Increasing Inflammation Correlates with Residual Risk After Acute Coronary Syndrome

Serial measurements of high-sensitivity C-reactive protein (hsCRP) following acute coronary syndrome (ACS) may help identify patients at higher risk for morbidity and mortality, a Cleveland Clinic-led group of researchers has found.

In a secondary analysis of the Vascular Inflammation Suppression to Treat Acute Coronary Syndrome for 16 weeks (VISTA-16) trial, recently published online by JAMA Cardiology, baseline and longitudinal hsCRP levels were independently associated with increased risk of a major adverse cardiac event (MACE), cardiovascular death and all-cause death during the study period.

“We were looking at whether a rise in inflammation over the short term correlated with having another myocardial infarction or dying, and the answer was yes,” says Cleveland Clinic cardiologist Rishi Puri, MD, PhD, the study’s senior and corresponding author. “Higher CRP at baseline was associated with cardiovascular events and death, as were CRP levels that rose despite optimal medical therapy.”

Inflammation’s role in residual risk

Residual risk of cardiovascular events or death remains high following ACS, despite coronary revascularization and optimal guideline-directed treatment with antiplatelet and LDL cholesterol-lowering agents. Inflammation is thought to drive this risk, but no effective treatment for such inflammation is commercially available. The secretory phospholipase A2 inhibitor varespladib was developed to meet this need, and it was evaluated in VISTA-16.

VISTA-16 was an international, multicenter clinical trial that randomized 5,145 patients in a double-blind manner to varespladib or placebo on a background of atorvastatin treatment within 96 hours of presentation with ACS. The trial was terminated early due to futility and likely harm from the drug, which was subsequently pulled from development.

The VISTA-16 substudy

VISTA-16 lasted long enough that hsCRP levels were obtained at baseline and at weeks 1, 2, 4, 8 and 16 after randomization in 4,257 patients prior to study termination. This provided enough data for the researchers to determine whether longitudinal increases in hsCRP were independently associated with a greater risk of MACE, all-cause death and cardiovascular death.

“The CANTOS trial of canakinumab elegantly proved that inflammation is causal for atherosclerotic cardiovascular events,” observes Dr. Puri. “Whether changes in inflammation levels over the short-to-medium term following a heart attack are actually meaningful, however, was not clear, since no large-scale clinical data have been available.”

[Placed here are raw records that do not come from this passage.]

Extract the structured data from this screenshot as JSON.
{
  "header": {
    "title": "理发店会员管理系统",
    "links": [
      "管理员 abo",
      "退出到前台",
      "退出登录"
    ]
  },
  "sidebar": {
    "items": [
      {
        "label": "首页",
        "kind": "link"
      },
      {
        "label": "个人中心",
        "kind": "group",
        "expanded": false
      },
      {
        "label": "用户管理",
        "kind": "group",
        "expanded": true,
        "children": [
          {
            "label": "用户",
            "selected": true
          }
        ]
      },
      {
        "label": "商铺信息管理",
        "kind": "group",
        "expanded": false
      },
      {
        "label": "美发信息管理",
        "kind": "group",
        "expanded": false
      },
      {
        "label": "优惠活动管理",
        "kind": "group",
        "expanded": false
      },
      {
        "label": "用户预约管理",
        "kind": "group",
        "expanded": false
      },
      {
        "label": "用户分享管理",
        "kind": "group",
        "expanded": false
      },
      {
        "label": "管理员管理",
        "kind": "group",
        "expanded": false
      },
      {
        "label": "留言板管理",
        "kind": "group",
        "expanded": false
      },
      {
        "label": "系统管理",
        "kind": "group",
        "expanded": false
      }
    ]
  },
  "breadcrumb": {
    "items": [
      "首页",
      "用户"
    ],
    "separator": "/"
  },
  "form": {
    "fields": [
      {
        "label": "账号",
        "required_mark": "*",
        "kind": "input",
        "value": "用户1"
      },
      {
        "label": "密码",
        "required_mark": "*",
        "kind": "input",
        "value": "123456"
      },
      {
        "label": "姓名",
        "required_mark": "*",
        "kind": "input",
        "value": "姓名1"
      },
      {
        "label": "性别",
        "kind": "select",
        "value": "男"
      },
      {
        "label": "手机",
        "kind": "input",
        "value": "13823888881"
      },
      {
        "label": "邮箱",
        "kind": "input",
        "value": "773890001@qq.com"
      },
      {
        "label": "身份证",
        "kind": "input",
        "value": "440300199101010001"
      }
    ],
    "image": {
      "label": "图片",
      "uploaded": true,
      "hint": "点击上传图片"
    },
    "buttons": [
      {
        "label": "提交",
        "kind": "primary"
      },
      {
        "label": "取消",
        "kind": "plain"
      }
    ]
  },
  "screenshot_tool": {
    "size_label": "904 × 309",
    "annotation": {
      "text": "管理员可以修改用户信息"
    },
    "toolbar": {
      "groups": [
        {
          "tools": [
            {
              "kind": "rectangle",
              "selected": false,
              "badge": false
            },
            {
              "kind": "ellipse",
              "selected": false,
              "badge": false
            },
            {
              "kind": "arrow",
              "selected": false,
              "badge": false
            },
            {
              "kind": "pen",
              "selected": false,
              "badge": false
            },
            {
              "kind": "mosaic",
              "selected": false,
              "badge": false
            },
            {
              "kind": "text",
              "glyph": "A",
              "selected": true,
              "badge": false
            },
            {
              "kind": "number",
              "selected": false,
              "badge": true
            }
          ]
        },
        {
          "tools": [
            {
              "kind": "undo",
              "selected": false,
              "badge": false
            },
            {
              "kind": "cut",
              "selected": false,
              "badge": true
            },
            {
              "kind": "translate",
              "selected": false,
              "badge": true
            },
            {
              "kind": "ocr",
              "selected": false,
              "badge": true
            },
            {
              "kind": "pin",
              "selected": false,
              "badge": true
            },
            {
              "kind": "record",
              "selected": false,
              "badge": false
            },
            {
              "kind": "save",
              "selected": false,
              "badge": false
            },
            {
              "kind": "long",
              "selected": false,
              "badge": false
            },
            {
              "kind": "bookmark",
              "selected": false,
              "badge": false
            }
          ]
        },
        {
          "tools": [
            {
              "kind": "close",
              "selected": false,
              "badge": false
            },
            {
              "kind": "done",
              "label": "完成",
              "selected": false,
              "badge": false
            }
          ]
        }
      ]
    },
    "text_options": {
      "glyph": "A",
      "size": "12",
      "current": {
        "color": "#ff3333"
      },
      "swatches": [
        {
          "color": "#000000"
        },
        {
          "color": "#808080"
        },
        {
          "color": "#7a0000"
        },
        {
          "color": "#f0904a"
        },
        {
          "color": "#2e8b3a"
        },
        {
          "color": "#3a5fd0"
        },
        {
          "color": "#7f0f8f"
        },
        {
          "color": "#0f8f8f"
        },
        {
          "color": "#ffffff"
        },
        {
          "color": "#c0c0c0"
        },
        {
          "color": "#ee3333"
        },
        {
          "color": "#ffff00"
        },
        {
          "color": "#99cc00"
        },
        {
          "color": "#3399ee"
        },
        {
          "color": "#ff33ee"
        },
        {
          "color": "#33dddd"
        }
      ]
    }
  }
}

VISTA-16 provided such data. The researchers found that each standard-deviation increment in longitudinal hsCRP concentration was associated with a 15% increased risk of MACE, a 25% increased risk of all-cause death and a 26% increased risk of cardiovascular death.

Implications for practice

The association of increasing CRP levels with residual cardiovascular risk may prompt more intensive treatment to lower this risk. In particular, a secondary analysis showed that use of antiplatelet agents (clopidogrel, ticlopidine and prasugrel) was associated with stable or decreasing hsCRP levels.

“Monitoring not only lipids but also hsCRP after ACS may help us better identify patients at increased risk for recurrent cardiovascular events or death,” notes Dr. Puri. “High or increasing CRP levels could be an indication to optimize dual antiplatelet therapy post-ACS, along with high-intensity statin therapy (and possibly PCSK9 inhibitors) and antihypertensive therapy, in addition to instituting measures that are globally beneficial, such as dietary modifications and cardiac rehabilitation/exercise.”

Despite the failure of varespladib, trials of other anti-inflammatory compounds are underway in this setting, suggesting that a direct inflammation-lowering agent may eventually emerge. If and when it becomes available, interest in hsCRP will be heightened, Dr. Puri believes.

“More studies will be required to determine whether initial and serial hsCRP measurements can help guide the use of targeted anti-inflammatory therapies after ACS to further reduce residual CV risk,” he says.

“Elucidating the pathogenic mechanisms underlying the associations between inflammation, lipid levels and atherosclerosis will also be important in helping explain why increasing hsCRP levels are associated with greater mortality,” he concludes.